Now that homeowners know that solar power is the way to go, it's time to address whether buying or leasing is right for you. The key differences come down to finances. Let's explore further.

Buying Solar Panels

State Incentives & Rebates

Purchasing a solar panel system outright is a fairly large investment. Luckily, there are several incentives and rebates for consumers to take advantage of, all of which help mitigate upfront costs.

With help from renewable energy rebates, you may be able to reduce your solar panel costs by up to 50 percent or qualify for $0 down!

Since rebates and incentives vary from state to state, be sure you're finding solar offers that apply to you.

Solar Investment Tax Credit

A big pro when it comes to the buying versus leasing argument? Solar panel owners get to enjoy the solar Investment Tax Credit, or ITC. What's the ITC? It's a credit that new residential and commercial solar owners can use, which allows them to deduct a whopping 26 percent of the cost of the system from their federal taxes. That percentage is expected to drop each year, so if you're looking to get the maximum benefit from the ITC, time is of the essence.

Yearly Return on Investment

What about your solar panel ROI? Of course this depends on a variety of factors, but many see their annual returns ranging anywhere from 10 to upwards of 30 percent.

If you have a 5 kW solar PV system, you can potentially see an ROI of 20% in the first year alone!

Solar panel systems have a great return on investment, making them a cost-effective way to power your home in the long run.

Leasing Solar Panels

State Incentives & Rebates

When you lease solar panels, you're paying to rent the system. Since you're not the system owner, any incentives and rebates that are available for renewable energy would go to the company you're leasing from, not to you.

While you wouldn't get access to these incentives, leasing a system doesn't have the upfront costs that purchasing does. Many companies allow you to get started on a lease program with a $0-down agreement.

Solar Investment Tax Credit

Unfortunately, should you decide to lease your solar energy system, you won't be eligible for the solar Investment Tax Credit, as it is reserved for those who own their system.

Yearly Return on Investment

Even though you're not investing in a solar panel system, you can still expect to see significant savings on your electricity bill when making the switch to renewable energy. Many solar companies offer lease contracts that start as low as $50 per month. Just be sure to pay attention to the contract offered, particularly any escalator clauses that are included.

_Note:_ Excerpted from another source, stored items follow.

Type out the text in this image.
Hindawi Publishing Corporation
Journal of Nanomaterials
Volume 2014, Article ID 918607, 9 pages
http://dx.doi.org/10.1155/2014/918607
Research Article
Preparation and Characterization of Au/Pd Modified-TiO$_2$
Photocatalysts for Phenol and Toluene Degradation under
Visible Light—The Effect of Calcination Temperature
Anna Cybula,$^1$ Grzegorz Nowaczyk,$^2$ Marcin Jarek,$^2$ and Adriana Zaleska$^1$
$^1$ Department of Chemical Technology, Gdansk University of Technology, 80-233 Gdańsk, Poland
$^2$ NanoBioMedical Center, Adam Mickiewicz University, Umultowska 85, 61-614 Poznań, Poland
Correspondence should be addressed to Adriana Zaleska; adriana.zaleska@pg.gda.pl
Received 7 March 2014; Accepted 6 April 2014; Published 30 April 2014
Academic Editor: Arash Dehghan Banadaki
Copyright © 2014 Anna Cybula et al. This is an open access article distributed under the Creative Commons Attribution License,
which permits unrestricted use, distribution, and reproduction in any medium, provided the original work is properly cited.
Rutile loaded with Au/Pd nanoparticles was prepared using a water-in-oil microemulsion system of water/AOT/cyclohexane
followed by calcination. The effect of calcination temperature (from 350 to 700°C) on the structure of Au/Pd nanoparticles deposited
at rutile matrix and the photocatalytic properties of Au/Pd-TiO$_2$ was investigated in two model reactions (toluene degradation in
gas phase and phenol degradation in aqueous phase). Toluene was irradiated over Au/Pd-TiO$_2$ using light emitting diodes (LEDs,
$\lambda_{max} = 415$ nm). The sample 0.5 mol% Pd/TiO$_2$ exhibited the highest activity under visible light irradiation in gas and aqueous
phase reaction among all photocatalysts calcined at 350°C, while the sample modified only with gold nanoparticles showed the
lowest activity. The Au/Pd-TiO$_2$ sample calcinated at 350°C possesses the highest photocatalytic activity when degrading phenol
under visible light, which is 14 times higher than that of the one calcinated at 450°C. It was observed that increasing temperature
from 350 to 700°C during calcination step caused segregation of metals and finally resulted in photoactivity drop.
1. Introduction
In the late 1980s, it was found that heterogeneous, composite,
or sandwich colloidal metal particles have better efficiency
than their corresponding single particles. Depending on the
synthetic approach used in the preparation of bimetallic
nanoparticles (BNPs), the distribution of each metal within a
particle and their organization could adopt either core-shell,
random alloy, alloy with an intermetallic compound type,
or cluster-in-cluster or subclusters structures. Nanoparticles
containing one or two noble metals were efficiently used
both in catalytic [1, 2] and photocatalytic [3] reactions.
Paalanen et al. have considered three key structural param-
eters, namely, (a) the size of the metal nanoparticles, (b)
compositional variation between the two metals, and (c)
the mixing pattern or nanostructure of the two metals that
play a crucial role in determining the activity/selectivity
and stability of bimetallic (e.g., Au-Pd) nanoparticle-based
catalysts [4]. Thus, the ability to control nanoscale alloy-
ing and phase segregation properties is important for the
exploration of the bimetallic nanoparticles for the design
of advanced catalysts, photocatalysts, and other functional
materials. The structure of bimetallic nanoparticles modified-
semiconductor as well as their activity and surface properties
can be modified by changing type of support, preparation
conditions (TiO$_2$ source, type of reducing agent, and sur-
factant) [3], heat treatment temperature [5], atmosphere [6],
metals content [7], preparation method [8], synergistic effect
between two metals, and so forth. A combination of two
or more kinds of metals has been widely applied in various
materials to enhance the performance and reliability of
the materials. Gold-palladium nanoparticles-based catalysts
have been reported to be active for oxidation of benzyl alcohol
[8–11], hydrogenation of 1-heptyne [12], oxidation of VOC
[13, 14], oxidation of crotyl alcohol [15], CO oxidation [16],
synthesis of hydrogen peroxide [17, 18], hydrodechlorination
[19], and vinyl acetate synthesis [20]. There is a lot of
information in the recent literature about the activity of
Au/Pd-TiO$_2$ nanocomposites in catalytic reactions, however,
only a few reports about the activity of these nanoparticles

It's important to note that on average, it ends up being more expensive to lease a system than buying it outright. This, of course, depends on many factors, including how long you plan to use solar energy.

Let's Review

If you ...

  • Are looking to maximize your solar savings
  • Would like to increase the resale value of your home
  • Want to take advantage of solar incentives, rebates, and tax credits

... then purchasing a solar energy system may be right for you.

If you ...

  • Have a sub-prime credit score
  • Don't want to deal with upfront costs
  • Are not looking to maximize long-term savings

... then leasing may be the way to go.